Examine esse mapa com atenção e generosidade. Que anatomia é essa? Que tecido a envolve? Que sonhos, esperanças, pesadelos e doenças estão impregnados na pele desse corpo urbano, que pulsa incessante por uma vida digna? “Há tanta esquina esquisita”, diz o poeta. “Tanta nuança de paredes”. Tantas buscas, desejos, dores, sonhos, desistências. Há tanta miséria, violência, opulência, desigualdade, desperdício na cidade de muitos já cansados andares. Há beleza, justiça, bondade, vontade de acertar. Mas há ainda mais injustiça, precariedade, abuso de poder, descaso, preconceito, lixo. São muitas as vozes sufocadas na cidade onde construímos nossas vidas. E são vitais as questões nessa concretude urbana.
O corpo da nossa cidade precisa de quê? E os corpos que por ela andam? Quem se importa?
A qualidade de vida e o perfil das cidades hoje precisam de olhos atentos por conta da privatização e da desumanização que enfrentamos. Afinal, a quem pertence o espaço público? É possível humanizá-lo e transformá-lo em lugar de compartilhamento, colaboração, acolhimento, celebração da arte de bem viver? Vivemos em cidades cheias de conflitos criados por nós, pelo poder público e pelo poder econômico – do cidadão que joga lixo na rua, do empresário que constrói “mastodontes” por pura ganância, destruindo o entorno e a natureza, e de governos que só têm olhos para a privatização.
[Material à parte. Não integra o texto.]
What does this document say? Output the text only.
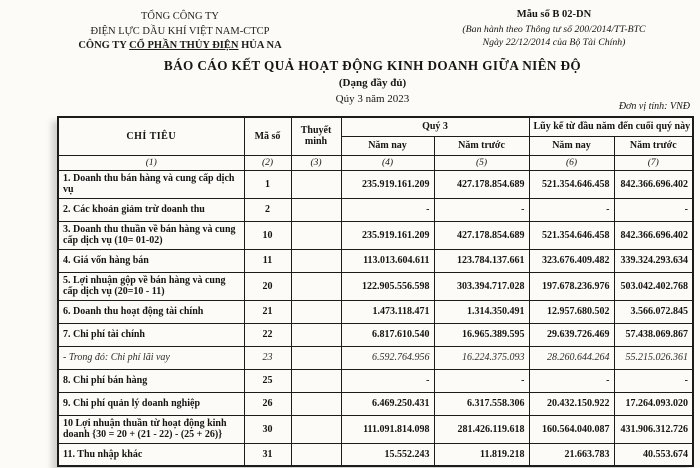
TỔNG CÔNG TY
ĐIỆN LỰC DẦU KHÍ VIỆT NAM-CTCP
CÔNG TY CỔ PHẦN THỦY ĐIỆN HỦA NA
Mẫu số B 02-DN
(Ban hành theo Thông tư số 200/2014/TT-BTC
Ngày 22/12/2014 của Bộ Tài Chính)
BÁO CÁO KẾT QUẢ HOẠT ĐỘNG KINH DOANH GIỮA NIÊN ĐỘ
(Dạng đầy đủ)
Qúy 3 năm 2023
Đơn vị tính: VNĐ
CHỈ TIÊU	Mã số	Thuyết minh	Quý 3		Lũy kế từ đầu năm đến cuối quý này	
			Năm nay	Năm trước	Năm nay	Năm trước
(1)	(2)	(3)	(4)	(5)	(6)	(7)
1. Doanh thu bán hàng và cung cấp dịch vụ	1		235.919.161.209	427.178.854.689	521.354.646.458	842.366.696.402
2. Các khoản giảm trừ doanh thu	2		-	-	-	-
3. Doanh thu thuần về bán hàng và cung cấp dịch vụ (10= 01-02)	10		235.919.161.209	427.178.854.689	521.354.646.458	842.366.696.402
4. Giá vốn hàng bán	11		113.013.604.611	123.784.137.661	323.676.409.482	339.324.293.634
5. Lợi nhuận gộp về bán hàng và cung cấp dịch vụ (20=10 - 11)	20		122.905.556.598	303.394.717.028	197.678.236.976	503.042.402.768
6. Doanh thu hoạt động tài chính	21		1.473.118.471	1.314.350.491	12.957.680.502	3.566.072.845
7. Chi phí tài chính	22		6.817.610.540	16.965.389.595	29.639.726.469	57.438.069.867
- Trong đó: Chi phí lãi vay	23		6.592.764.956	16.224.375.093	28.260.644.264	55.215.026.361
8. Chi phí bán hàng	25		-	-	-	-
9. Chi phí quản lý doanh nghiệp	26		6.469.250.431	6.317.558.306	20.432.150.922	17.264.093.020
10 Lợi nhuận thuần từ hoạt động kinh doanh {30 = 20 + (21 - 22) - (25 + 26)}	30		111.091.814.098	281.426.119.618	160.564.040.087	431.906.312.726
11. Thu nhập khác	31		15.552.243	11.819.218	21.663.783	40.553.674
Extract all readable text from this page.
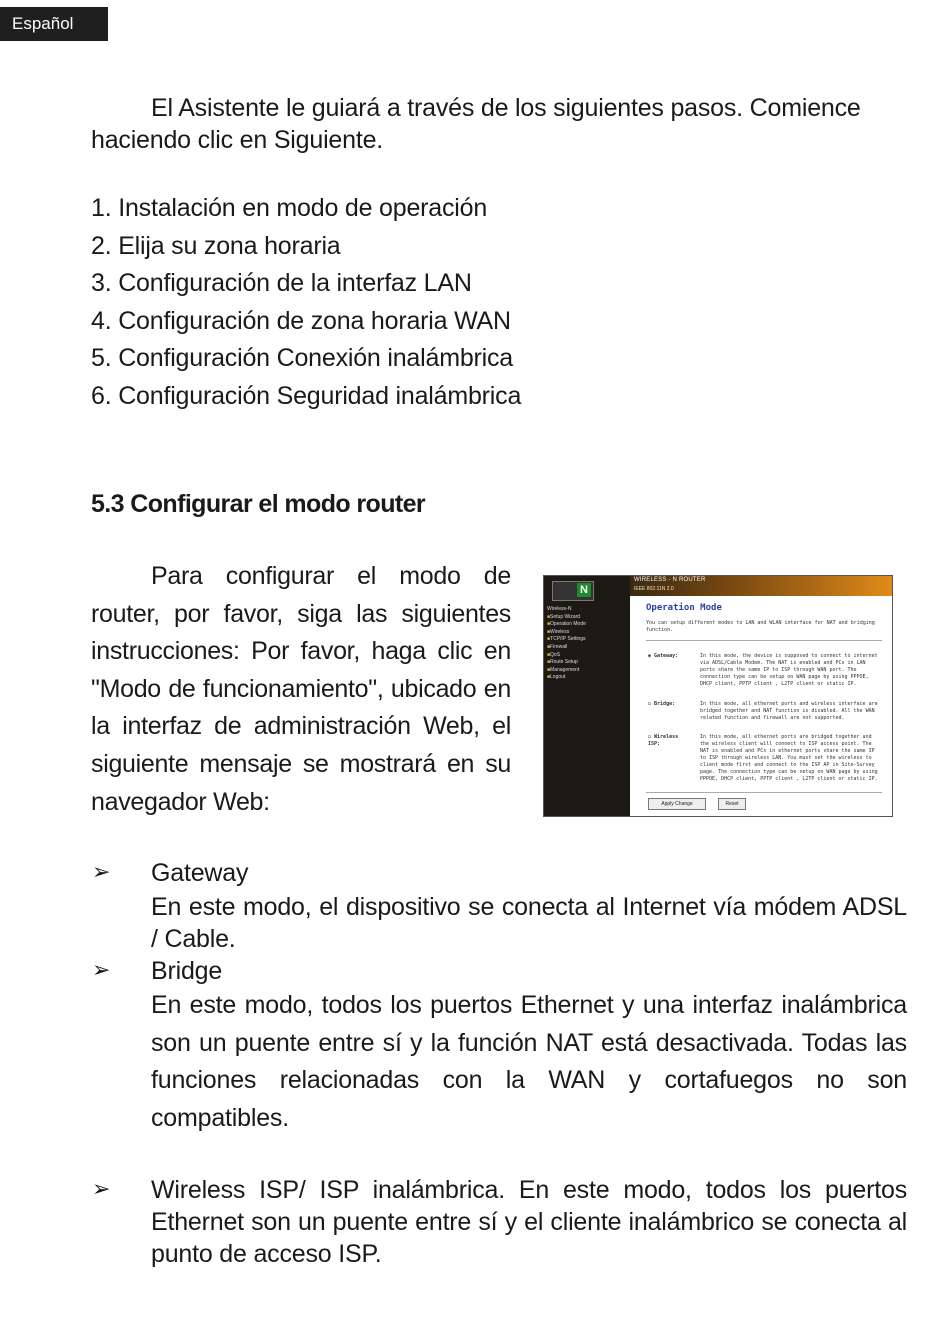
Español
El Asistente le guiará a través de los siguientes pasos. Comience haciendo clic en Siguiente.
1. Instalación en modo de operación
2. Elija su zona horaria
3. Configuración de la interfaz LAN
4. Configuración de zona horaria WAN
5. Configuración Conexión inalámbrica
6. Configuración Seguridad inalámbrica
5.3 Configurar el modo router
Para configurar el modo de router, por favor, siga las siguientes instrucciones: Por favor, haga clic en "Modo de funcionamiento", ubicado en la interfaz de administración Web, el siguiente mensaje se mostrará en su navegador Web:
N
Wireless-N
■ Setup Wizard
■ Operation Mode
■ Wireless
■ TCP/IP Settings
■ Firewall
■ QoS
■ Route Setup
■ Management
■ Logout
WIRELESS - N ROUTER
IEEE 802.11N 2.0
Operation Mode
You can setup different modes to LAN and WLAN interface for NAT and bridging function.
◉ Gateway:	In this mode, the device is supposed to connect to internet via ADSL/Cable Modem. The NAT is enabled and PCs in LAN ports share the same IP to ISP through WAN port. The connection type can be setup on WAN page by using PPPOE, DHCP client, PPTP client , L2TP client or static IP.
○ Bridge:	In this mode, all ethernet ports and wireless interface are bridged together and NAT function is disabled. All the WAN related function and firewall are not supported.
○ Wireless ISP:
In this mode, all ethernet ports are bridged together and the wireless client will connect to ISP access point. The NAT is enabled and PCs in ethernet ports share the same IP to ISP through wireless LAN. You must set the wireless to client mode first and connect to the ISP AP in Site-Survey page. The connection type can be setup on WAN page by using PPPOE, DHCP client, PPTP client , L2TP client or static IP.
Apply Change	Reset
➢ Gateway
En este modo, el dispositivo se conecta al Internet vía módem ADSL / Cable.
➢ Bridge
En este modo, todos los puertos Ethernet y una interfaz inalámbrica son un puente entre sí y la función NAT está desactivada. Todas las funciones relacionadas con la WAN y cortafuegos no son compatibles.
➢ Wireless ISP/ ISP inalámbrica. En este modo, todos los puertos Ethernet son un puente entre sí y el cliente inalámbrico se conecta al punto de acceso ISP.
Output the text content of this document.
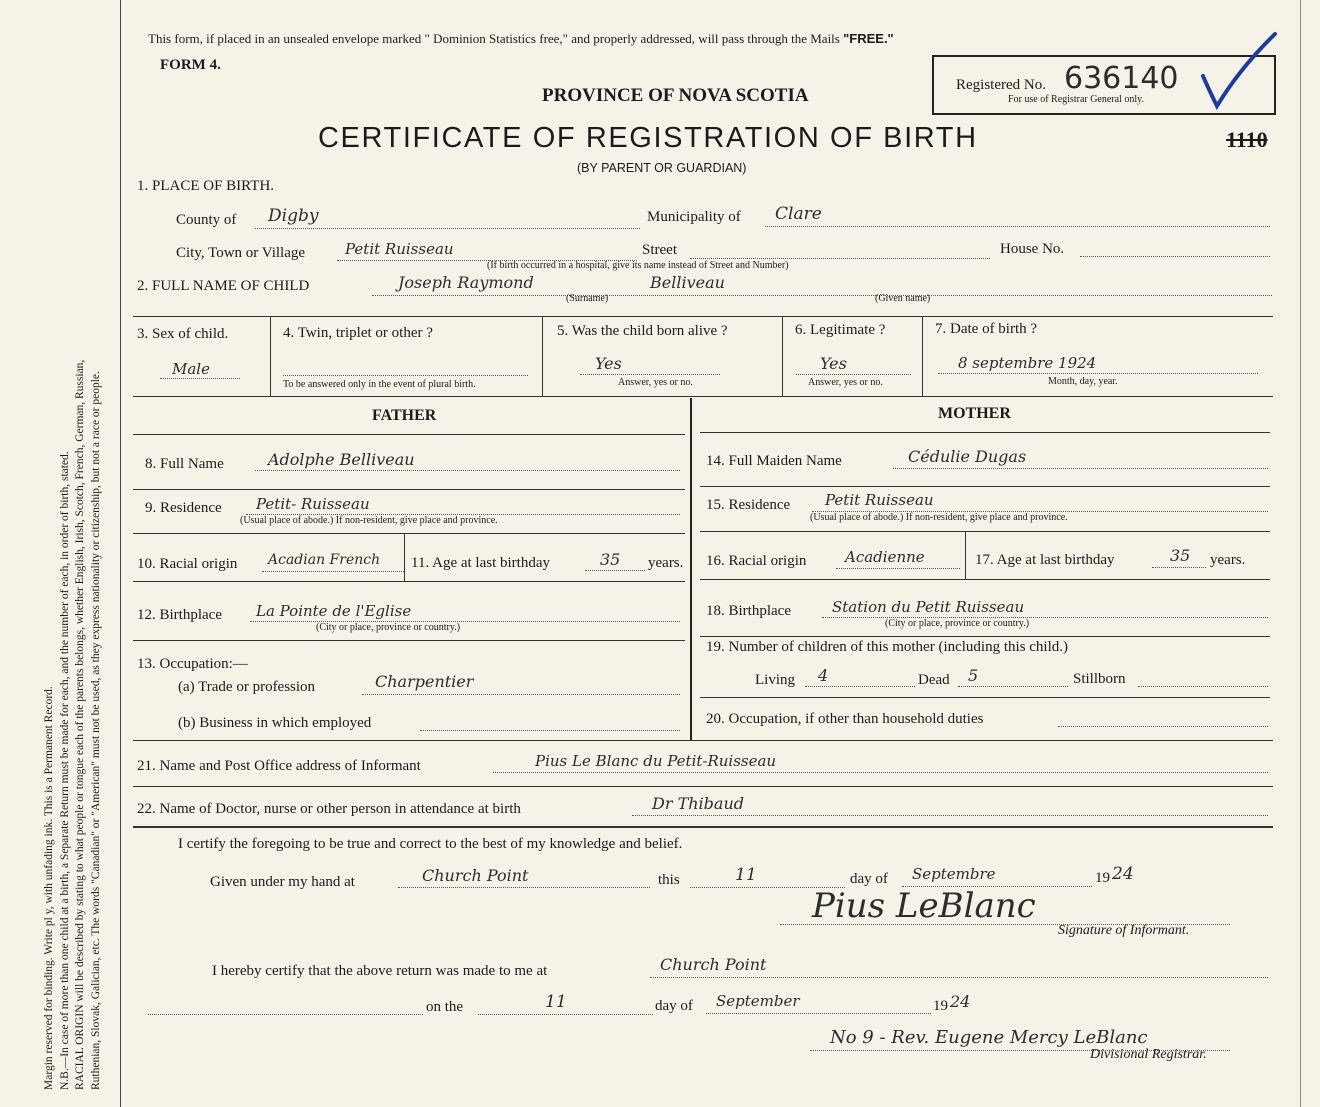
Margin reserved for binding. Write pl y, with unfading ink. This is a Permanent Record. N.B.—In case of more than one child at a birth, a Separate Return must be made for each, and the number of each, in order of birth, stated. RACIAL ORIGIN will be described by stating to what people or tongue each of the parents belongs, whether English, Irish, Scotch, French, German, Russian, Ruthenian, Slovak, Galician, etc. The words "Canadian" or "American" must not be used, as they express nationality or citizenship, but not a race or people.
This form, if placed in an unsealed envelope marked " Dominion Statistics free," and properly addressed, will pass through the Mails "FREE."
FORM 4.
PROVINCE OF NOVA SCOTIA
CERTIFICATE OF REGISTRATION OF BIRTH
(BY PARENT OR GUARDIAN)
Registered No. 636140
For use of Registrar General only.
1110
1. PLACE OF BIRTH.
County of Digby	Municipality of Clare
City, Town or Village	Petit Ruisseau	Street	House No.
(If birth occurred in a hospital, give its name instead of Street and Number)
2. FULL NAME OF CHILD	Joseph Raymond	Belliveau
(Surname)	(Given name)
3. Sex of child.
Male
4. Twin, triplet or other ?
To be answered only in the event of plural birth.
5. Was the child born alive ?
Yes
Answer, yes or no.
6. Legitimate ?
Yes
Answer, yes or no.
7. Date of birth ?
8 septembre 1924
Month, day, year.
FATHER	MOTHER
8. Full Name	Adolphe Belliveau
9. Residence Petit- Ruisseau
(Usual place of abode.) If non-resident, give place and province.
10. Racial origin Acadian French 11. Age at last birthday	35 years.
12. Birthplace La Pointe de l'Eglise
(City or place, province or country.)
13. Occupation:—
(a) Trade or profession	Charpentier
(b) Business in which employed
14. Full Maiden Name	Cédulie Dugas
15. Residence Petit Ruisseau
(Usual place of abode.) If non-resident, give place and province.
16. Racial origin	Acadienne	17. Age at last birthday	35 years.
18. Birthplace	Station du Petit Ruisseau
(City or place, province or country.)
19. Number of children of this mother (including this child.)
Living 4	Dead 5	Stillborn
20. Occupation, if other than household duties
21. Name and Post Office address of Informant	Pius Le Blanc du Petit-Ruisseau
22. Name of Doctor, nurse or other person in attendance at birth	Dr Thibaud
I certify the foregoing to be true and correct to the best of my knowledge and belief.
Given under my hand at	Church Point	this	11	day of Septembre	19 24
Pius LeBlanc
Signature of Informant.
I hereby certify that the above return was made to me at	Church Point
on the	11	day of September	19 24
No 9 - Rev. Eugene Mercy LeBlanc
Divisional Registrar.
É evidente que os espaços têm que ser valorizados a partir da ideia de que para viver na cidade não precisamos de “mastodontes de janelas pequenas”, grudados uns nos outros, que desrespeitam as regras mínimas do meio ambiente e da convivência saudável. É evidente que as cidades devem crescer sem destruir seu patrimônio, sem afogar seus centros históricos, sem abrir mão da inclusão, da brisa, da paisagem arborizada, das cores, da humanização. É evidente que precisamos de planejamento, uso honesto das verbas públicas, comprometimento das autoridades e do poder econômico com o bem estar da população. Mais criação e menos ambição.
Que projetos efetivos de revitalização, voltados para a acessibilidade, criação de ambientes acolhedores e livres de barreiras físicas, têm os governos? No discurso, muitos. Na prática, nada. O que nos sobra, então?
Muitos desafios e pouco interesse. Afinal, as eleições já passaram!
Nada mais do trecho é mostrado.